TDM 10200: Project 5 — 2024

Motivation: Once we have some data analysis working in Python, we often want to wrap it into a function. Dr Ward usually tests anything that he wrote (usually 5 times), to make sure it works, before wrapping it into a function. Once we are sure our analysis works, if we wrap it into a function, it can usually be easier to use.

Context: Functions also help us to put our work into bite-size pieces that are easier to understand. The basic idea is similar to functions from R or from other languages and tools.

Scope: functions



Reading and Resources

  • Make sure to read about, and use the template found here, and the important information about projects submissions here.

  • We strongly encourage you to (please) look at our many examples of Python Functions

  • Dr Ward added 4 additional videos that are specific to Project 5


Question 1 (2 points)

  1. Write a function called avg_aggreg_temp that takes 5 parameters: the file_location as a string, the column_title_list as a list of column titles, the start_date as an integer, the end_date as an integer, and the temperature element_code as a string, with default value "TAVG". Your function should output the average value for rows with that element_code. For instance, in the default case (where element_code is "TAVG"), your function should output the average value which is the average of the average temperatures (as a decimal number).

  2. Run the function for on the data set 2018.csv, using start_date 20180101 and end_date 20180115, and with "TAVG" as the element_code.

  • Remember that the NOAA data does not include column titles, so use column_title_list=["id","date","element_code","value","mflag","qflag","sflag","obstime"]

  • The data set is approximately 2.2 GB. It is OK to use only 1 core for your Jupyter Lab session, if you set chunksize = 10000 as you read in data.

  • Input the start_date and the end_date as integers in the form yyyymmdd

  • You will need to include a docstring that clearly explains how the function is defined.

Question 2 (2 points)

  1. Create a function that takes a list of years (or, if you prefer, a list of file locations), as a list of column names, and an element_code as input, and returns a dictionary with one entry per year. In the dictionary, for each year, it should have the year as the key and the average value of the specified element_code as the value for that year.

  2. Test your function for the element_code "TAVG" and for the range of four years 1880 to 1883 (inclusive), i.e., range(1880,1884).

  • You can EITHER use a list of years or a list of file locations for the input, but please explain all of your work, and be sure to provide documentation about how a person uses your function. Documentation is really important!

  • Include column titles ["id","date","element_code","value","mflag","qflag","sflag","obstime"]

Question 3 (2 points)

  1. Modify the function that you created in Question 2, to include an extra parameter for the month. This function should have the same behavior as in Question 2, but for each year, the function should only use the data from that month of the year.

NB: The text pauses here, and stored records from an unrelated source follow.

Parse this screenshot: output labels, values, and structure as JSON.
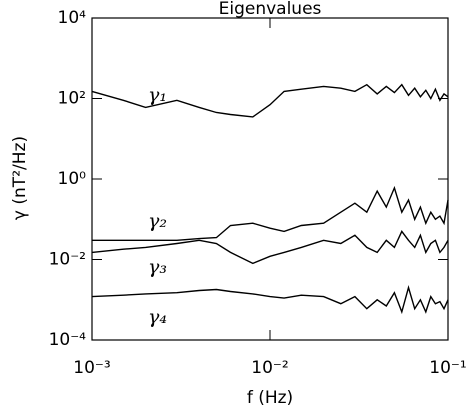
{
  "chart_data": {
    "type": "line",
    "title": "Eigenvalues",
    "x_label": "f (Hz)",
    "y_label": "γ (nT²/Hz)",
    "xscale": "log",
    "yscale": "log",
    "xlim": [
      0.001,
      0.1
    ],
    "xticks": [
      {
        "value": 0.001,
        "label": "10⁻³"
      },
      {
        "value": 0.01,
        "label": "10⁻²"
      },
      {
        "value": 0.1,
        "label": "10⁻¹"
      }
    ],
    "ylim": [
      0.0001,
      10000
    ],
    "yticks": [
      {
        "value": 0.0001,
        "label": "10⁻⁴"
      },
      {
        "value": 0.01,
        "label": "10⁻²"
      },
      {
        "value": 1,
        "label": "10⁰"
      },
      {
        "value": 100,
        "label": "10²"
      },
      {
        "value": 10000,
        "label": "10⁴"
      }
    ],
    "x": [
      0.001,
      0.0015,
      0.002,
      0.003,
      0.004,
      0.005,
      0.006,
      0.008,
      0.01,
      0.012,
      0.015,
      0.02,
      0.025,
      0.03,
      0.035,
      0.04,
      0.045,
      0.05,
      0.055,
      0.06,
      0.065,
      0.07,
      0.075,
      0.08,
      0.085,
      0.09,
      0.095,
      0.1
    ],
    "series": [
      {
        "name": "γ₁",
        "color": "#000000",
        "values": [
          150,
          90,
          60,
          90,
          60,
          45,
          40,
          35,
          70,
          150,
          170,
          200,
          180,
          150,
          220,
          130,
          200,
          140,
          220,
          120,
          180,
          110,
          160,
          100,
          170,
          90,
          130,
          110
        ]
      },
      {
        "name": "γ₂",
        "color": "#000000",
        "values": [
          0.03,
          0.03,
          0.03,
          0.03,
          0.033,
          0.035,
          0.07,
          0.08,
          0.06,
          0.05,
          0.07,
          0.08,
          0.15,
          0.25,
          0.15,
          0.5,
          0.2,
          0.6,
          0.15,
          0.3,
          0.1,
          0.2,
          0.08,
          0.15,
          0.1,
          0.12,
          0.08,
          0.3
        ]
      },
      {
        "name": "γ₃",
        "color": "#000000",
        "values": [
          0.015,
          0.018,
          0.02,
          0.025,
          0.03,
          0.025,
          0.015,
          0.008,
          0.012,
          0.015,
          0.02,
          0.03,
          0.025,
          0.04,
          0.02,
          0.015,
          0.03,
          0.02,
          0.05,
          0.03,
          0.02,
          0.04,
          0.015,
          0.025,
          0.03,
          0.015,
          0.02,
          0.03
        ]
      },
      {
        "name": "γ₄",
        "color": "#000000",
        "values": [
          0.0012,
          0.0013,
          0.0014,
          0.0015,
          0.0017,
          0.0018,
          0.0016,
          0.0014,
          0.0012,
          0.0011,
          0.0013,
          0.0012,
          0.0008,
          0.0012,
          0.0006,
          0.001,
          0.0007,
          0.0015,
          0.0005,
          0.002,
          0.0006,
          0.001,
          0.0005,
          0.0012,
          0.0008,
          0.0009,
          0.0006,
          0.001
        ]
      }
    ]
  }
}
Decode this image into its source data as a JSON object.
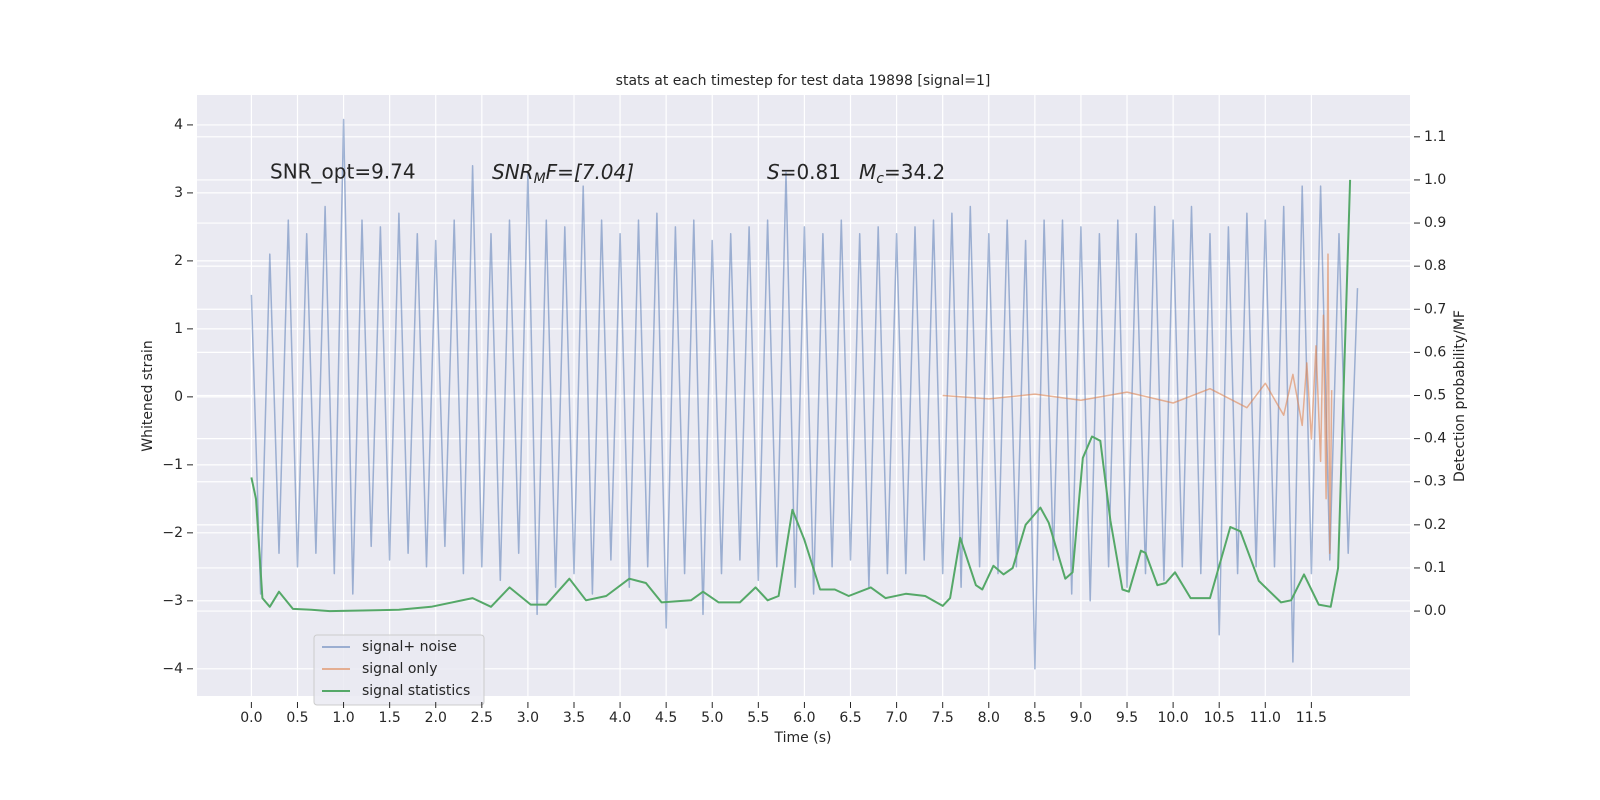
{
  "chart_data": {
    "type": "line",
    "title": "stats at each timestep for test data 19898 [signal=1]",
    "xlabel": "Time (s)",
    "ylabel": "Whitened strain",
    "y2label": "Detection probability/MF",
    "annotations": {
      "snr_opt": "SNR_opt=9.74",
      "snr_mf": [
        "SNR",
        "M",
        "F=[7.04]"
      ],
      "s": [
        "S",
        "=0.81"
      ],
      "mc": [
        "M",
        "c",
        "=34.2"
      ]
    },
    "xlim": [
      -0.59,
      12.57
    ],
    "ylim": [
      -4.4,
      4.44
    ],
    "y2lim": [
      -0.197,
      1.197
    ],
    "xticks": [
      {
        "value": 0,
        "label": "0.0"
      },
      0.5,
      {
        "value": 1,
        "label": "1.0"
      },
      1.5,
      {
        "value": 2,
        "label": "2.0"
      },
      2.5,
      {
        "value": 3,
        "label": "3.0"
      },
      3.5,
      {
        "value": 4,
        "label": "4.0"
      },
      4.5,
      {
        "value": 5,
        "label": "5.0"
      },
      5.5,
      {
        "value": 6,
        "label": "6.0"
      },
      6.5,
      {
        "value": 7,
        "label": "7.0"
      },
      7.5,
      {
        "value": 8,
        "label": "8.0"
      },
      8.5,
      {
        "value": 9,
        "label": "9.0"
      },
      9.5,
      {
        "value": 10,
        "label": "10.0"
      },
      10.5,
      {
        "value": 11,
        "label": "11.0"
      },
      11.5
    ],
    "yticks": [
      {
        "value": -4,
        "label": "−4"
      },
      {
        "value": -3,
        "label": "−3"
      },
      {
        "value": -2,
        "label": "−2"
      },
      {
        "value": -1,
        "label": "−1"
      },
      0,
      1,
      2,
      3,
      4
    ],
    "y2ticks": [
      {
        "value": 0,
        "label": "0.0"
      },
      0.1,
      0.2,
      0.3,
      0.4,
      0.5,
      0.6,
      0.7,
      0.8,
      0.9,
      {
        "value": 1,
        "label": "1.0"
      },
      1.1
    ],
    "grid": true,
    "legend": "lower left",
    "series": [
      {
        "name": "signal+ noise",
        "color": "#4c72b0",
        "opacity": 0.5,
        "x": [
          0.0,
          0.1,
          0.2,
          0.3,
          0.4,
          0.5,
          0.6,
          0.7,
          0.8,
          0.9,
          1.0,
          1.1,
          1.2,
          1.3,
          1.4,
          1.5,
          1.6,
          1.7,
          1.8,
          1.9,
          2.0,
          2.1,
          2.2,
          2.3,
          2.4,
          2.5,
          2.6,
          2.7,
          2.8,
          2.9,
          3.0,
          3.1,
          3.2,
          3.3,
          3.4,
          3.5,
          3.6,
          3.7,
          3.8,
          3.9,
          4.0,
          4.1,
          4.2,
          4.3,
          4.4,
          4.5,
          4.6,
          4.7,
          4.8,
          4.9,
          5.0,
          5.1,
          5.2,
          5.3,
          5.4,
          5.5,
          5.6,
          5.7,
          5.8,
          5.9,
          6.0,
          6.1,
          6.2,
          6.3,
          6.4,
          6.5,
          6.6,
          6.7,
          6.8,
          6.9,
          7.0,
          7.1,
          7.2,
          7.3,
          7.4,
          7.5,
          7.6,
          7.7,
          7.8,
          7.9,
          8.0,
          8.1,
          8.2,
          8.3,
          8.4,
          8.5,
          8.6,
          8.7,
          8.8,
          8.9,
          9.0,
          9.1,
          9.2,
          9.3,
          9.4,
          9.5,
          9.6,
          9.7,
          9.8,
          9.9,
          10.0,
          10.1,
          10.2,
          10.3,
          10.4,
          10.5,
          10.6,
          10.7,
          10.8,
          10.9,
          11.0,
          11.1,
          11.2,
          11.3,
          11.4,
          11.5,
          11.6,
          11.7,
          11.8,
          11.9,
          12.0
        ],
        "values": [
          1.5,
          -2.9,
          2.1,
          -2.3,
          2.6,
          -2.5,
          2.4,
          -2.3,
          2.8,
          -2.6,
          4.08,
          -2.9,
          2.6,
          -2.2,
          2.5,
          -2.4,
          2.7,
          -2.3,
          2.4,
          -2.5,
          2.3,
          -2.2,
          2.6,
          -2.6,
          3.4,
          -2.5,
          2.4,
          -2.7,
          2.6,
          -2.3,
          3.3,
          -3.2,
          2.6,
          -2.8,
          2.5,
          -2.6,
          3.1,
          -2.9,
          2.6,
          -2.4,
          2.4,
          -2.8,
          2.6,
          -2.5,
          2.7,
          -3.4,
          2.5,
          -2.6,
          2.6,
          -3.2,
          2.3,
          -2.6,
          2.4,
          -2.4,
          2.5,
          -2.7,
          2.6,
          -2.5,
          3.3,
          -2.8,
          2.5,
          -2.9,
          2.4,
          -2.5,
          2.6,
          -2.4,
          2.4,
          -2.8,
          2.5,
          -2.6,
          2.4,
          -2.6,
          2.5,
          -2.4,
          2.6,
          -2.6,
          2.7,
          -2.8,
          2.8,
          -2.5,
          2.4,
          -2.6,
          2.6,
          -2.5,
          2.3,
          -4.0,
          2.6,
          -2.4,
          2.6,
          -2.9,
          2.5,
          -3.0,
          2.4,
          -2.5,
          2.6,
          -2.8,
          2.4,
          -2.6,
          2.8,
          -2.7,
          2.6,
          -2.5,
          2.8,
          -2.6,
          2.4,
          -3.5,
          2.5,
          -2.6,
          2.7,
          -2.5,
          2.6,
          -2.5,
          2.8,
          -3.9,
          3.1,
          -2.6,
          3.1,
          -2.4,
          2.4,
          -2.3,
          1.6
        ]
      },
      {
        "name": "signal only",
        "color": "#dd8452",
        "opacity": 0.6,
        "x": [
          7.5,
          8.0,
          8.5,
          9.0,
          9.5,
          10.0,
          10.4,
          10.8,
          11.0,
          11.2,
          11.3,
          11.4,
          11.45,
          11.5,
          11.55,
          11.6,
          11.63,
          11.66,
          11.68,
          11.7,
          11.72
        ],
        "values": [
          0.02,
          -0.03,
          0.04,
          -0.05,
          0.07,
          -0.09,
          0.12,
          -0.16,
          0.2,
          -0.27,
          0.33,
          -0.42,
          0.5,
          -0.62,
          0.75,
          -0.95,
          1.2,
          -1.5,
          2.1,
          -2.3,
          0.1
        ]
      },
      {
        "name": "signal statistics",
        "color": "#55a868",
        "opacity": 1,
        "axis": "y2",
        "x": [
          0.0,
          0.05,
          0.12,
          0.2,
          0.3,
          0.45,
          0.65,
          0.85,
          1.6,
          1.95,
          2.4,
          2.6,
          2.8,
          3.03,
          3.2,
          3.45,
          3.63,
          3.85,
          4.1,
          4.28,
          4.45,
          4.77,
          4.9,
          5.07,
          5.3,
          5.47,
          5.6,
          5.72,
          5.87,
          6.0,
          6.17,
          6.33,
          6.48,
          6.72,
          6.88,
          7.1,
          7.31,
          7.5,
          7.58,
          7.69,
          7.86,
          7.93,
          8.05,
          8.16,
          8.26,
          8.4,
          8.56,
          8.65,
          8.83,
          8.91,
          9.02,
          9.12,
          9.21,
          9.32,
          9.45,
          9.52,
          9.65,
          9.7,
          9.83,
          9.92,
          10.02,
          10.19,
          10.4,
          10.62,
          10.73,
          10.93,
          11.17,
          11.28,
          11.42,
          11.58,
          11.71,
          11.79,
          11.92
        ],
        "values": [
          0.31,
          0.26,
          0.03,
          0.01,
          0.045,
          0.005,
          0.003,
          0.0,
          0.003,
          0.01,
          0.03,
          0.01,
          0.055,
          0.015,
          0.015,
          0.075,
          0.025,
          0.035,
          0.075,
          0.065,
          0.02,
          0.025,
          0.045,
          0.02,
          0.02,
          0.055,
          0.025,
          0.035,
          0.235,
          0.165,
          0.05,
          0.05,
          0.035,
          0.055,
          0.03,
          0.04,
          0.035,
          0.012,
          0.03,
          0.17,
          0.06,
          0.05,
          0.105,
          0.085,
          0.1,
          0.2,
          0.24,
          0.205,
          0.075,
          0.09,
          0.355,
          0.405,
          0.395,
          0.21,
          0.05,
          0.045,
          0.14,
          0.135,
          0.06,
          0.065,
          0.09,
          0.03,
          0.03,
          0.195,
          0.185,
          0.07,
          0.02,
          0.025,
          0.085,
          0.015,
          0.01,
          0.1,
          1.0
        ]
      }
    ]
  }
}
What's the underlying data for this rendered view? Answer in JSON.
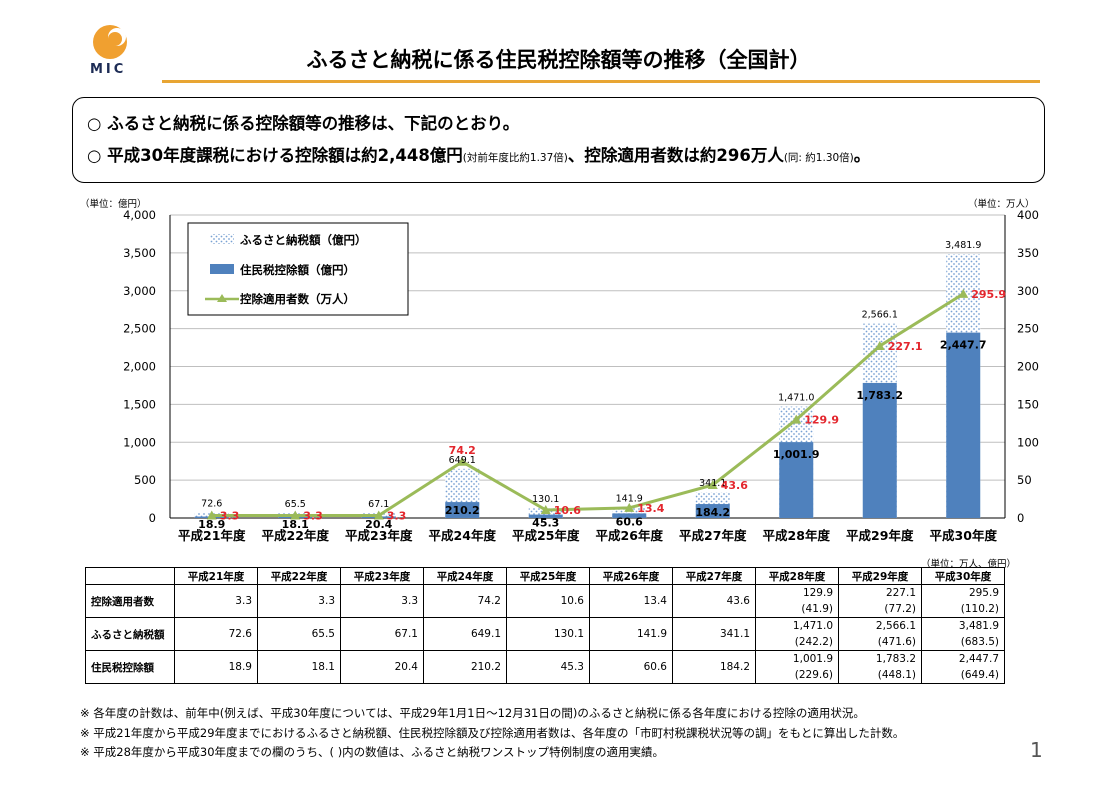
{
  "logo": {
    "text": "MIC"
  },
  "title": "ふるさと納税に係る住民税控除額等の推移（全国計）",
  "summary": {
    "line1": "○  ふるさと納税に係る控除額等の推移は、下記のとおり。",
    "line2_main": "○  平成30年度課税における控除額は約2,448億円",
    "line2_note": "(対前年度比約1.37倍)",
    "line2_main2": "、控除適用者数は約296万人",
    "line2_note2": "(同: 約1.30倍)",
    "line2_end": "。"
  },
  "chart_data": {
    "type": "bar",
    "categories": [
      "平成21年度",
      "平成22年度",
      "平成23年度",
      "平成24年度",
      "平成25年度",
      "平成26年度",
      "平成27年度",
      "平成28年度",
      "平成29年度",
      "平成30年度"
    ],
    "series": [
      {
        "name": "ふるさと納税額（億円）",
        "type": "bar",
        "axis": "left",
        "values": [
          72.6,
          65.5,
          67.1,
          649.1,
          130.1,
          141.9,
          341.1,
          1471.0,
          2566.1,
          3481.9
        ],
        "labels": [
          "72.6",
          "65.5",
          "67.1",
          "649.1",
          "130.1",
          "141.9",
          "341.1",
          "1,471.0",
          "2,566.1",
          "3,481.9"
        ]
      },
      {
        "name": "住民税控除額（億円）",
        "type": "bar",
        "axis": "left",
        "values": [
          18.9,
          18.1,
          20.4,
          210.2,
          45.3,
          60.6,
          184.2,
          1001.9,
          1783.2,
          2447.7
        ],
        "labels": [
          "18.9",
          "18.1",
          "20.4",
          "210.2",
          "45.3",
          "60.6",
          "184.2",
          "1,001.9",
          "1,783.2",
          "2,447.7"
        ]
      },
      {
        "name": "控除適用者数（万人）",
        "type": "line",
        "axis": "right",
        "values": [
          3.3,
          3.3,
          3.3,
          74.2,
          10.6,
          13.4,
          43.6,
          129.9,
          227.1,
          295.9
        ],
        "labels": [
          "3.3",
          "3.3",
          "3.3",
          "74.2",
          "10.6",
          "13.4",
          "43.6",
          "129.9",
          "227.1",
          "295.9"
        ]
      }
    ],
    "ylim_left": [
      0,
      4000
    ],
    "ylim_right": [
      0,
      400
    ],
    "yticks_left": [
      "0",
      "500",
      "1,000",
      "1,500",
      "2,000",
      "2,500",
      "3,000",
      "3,500",
      "4,000"
    ],
    "yticks_right": [
      "0",
      "50",
      "100",
      "150",
      "200",
      "250",
      "300",
      "350",
      "400"
    ],
    "ylabel_left": "（単位：億円）",
    "ylabel_right": "（単位：万人）",
    "legend_position": "top-left",
    "colors": {
      "furusato": "#8fb0d8",
      "juminzei": "#4f81bd",
      "line": "#9bbb59",
      "line_label": "#e3262d"
    }
  },
  "table": {
    "unit": "（単位：万人、億円）",
    "headers": [
      "",
      "平成21年度",
      "平成22年度",
      "平成23年度",
      "平成24年度",
      "平成25年度",
      "平成26年度",
      "平成27年度",
      "平成28年度",
      "平成29年度",
      "平成30年度"
    ],
    "rows": [
      {
        "label": "控除適用者数",
        "values": [
          "3.3",
          "3.3",
          "3.3",
          "74.2",
          "10.6",
          "13.4",
          "43.6"
        ],
        "values2": [
          [
            "129.9",
            "(41.9)"
          ],
          [
            "227.1",
            "(77.2)"
          ],
          [
            "295.9",
            "(110.2)"
          ]
        ]
      },
      {
        "label": "ふるさと納税額",
        "values": [
          "72.6",
          "65.5",
          "67.1",
          "649.1",
          "130.1",
          "141.9",
          "341.1"
        ],
        "values2": [
          [
            "1,471.0",
            "(242.2)"
          ],
          [
            "2,566.1",
            "(471.6)"
          ],
          [
            "3,481.9",
            "(683.5)"
          ]
        ]
      },
      {
        "label": "住民税控除額",
        "values": [
          "18.9",
          "18.1",
          "20.4",
          "210.2",
          "45.3",
          "60.6",
          "184.2"
        ],
        "values2": [
          [
            "1,001.9",
            "(229.6)"
          ],
          [
            "1,783.2",
            "(448.1)"
          ],
          [
            "2,447.7",
            "(649.4)"
          ]
        ]
      }
    ]
  },
  "notes": [
    "※  各年度の計数は、前年中(例えば、平成30年度については、平成29年1月1日〜12月31日の間)のふるさと納税に係る各年度における控除の適用状況。",
    "※  平成21年度から平成29年度までにおけるふるさと納税額、住民税控除額及び控除適用者数は、各年度の「市町村税課税状況等の調」をもとに算出した計数。",
    "※  平成28年度から平成30年度までの欄のうち、( )内の数値は、ふるさと納税ワンストップ特例制度の適用実績。"
  ],
  "page_number": "1"
}
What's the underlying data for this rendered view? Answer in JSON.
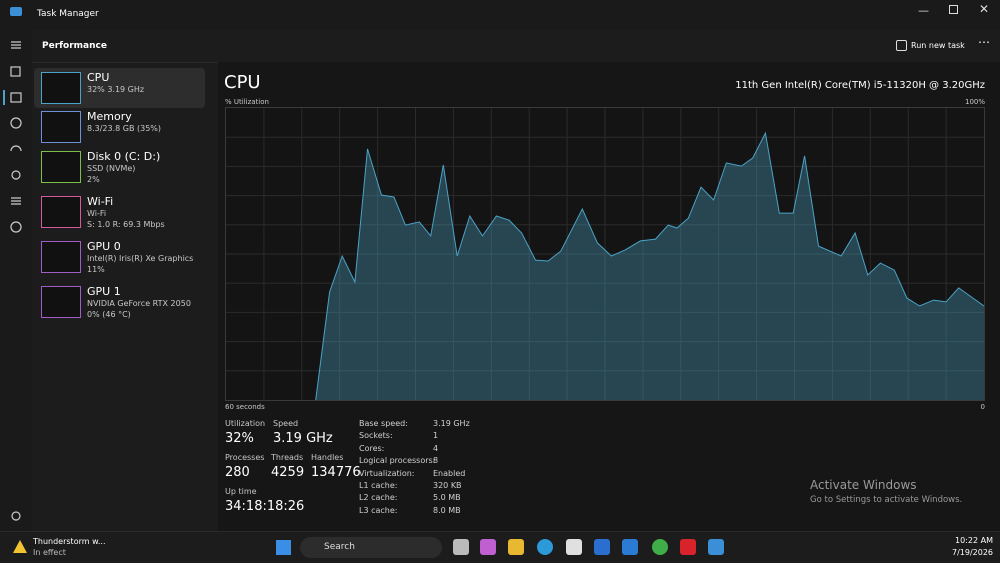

  2. Test your function for the element_code "TAVG" and for the range of four years 1880 to 1883 (inclusive), i.e., range(1880,1884), and for the month August in each year.

Question 4 (2 points)

  1. Create a function that takes a list of years as input, and identifies the year that has the most qflags of the type that the user specified.

  2. Run the function for years in the range 1880 to 1883, and test it with some various qflag values, such as D, G, I, K, L, N, O, S, X.

Question 5 (2 points)

  1. Explore the dataset files from the noaa directory, and create a function of your own design, about something that interests you. Make sure to include a docstring that explains the function’s definition.

  2. Run your function, and explain the inputs and outputs, so that a user can understand how it works.

Project 05 Assignment Checklist

  • Jupyter Lab notebook with your code, comments and output for the assignment

    • firstname-lastname-project05.ipynb.

  • Python file with code and comments for the assignment


  • Submit files through Gradescope

Please make sure to double check that your submission is complete, and contains all of your code and output before submitting. If you are on a spotty internet connection, it is recommended to download your submission after submitting it to make sure what you think you submitted, was what you actually submitted.

In addition, please review our submission guidelines before submitting your project.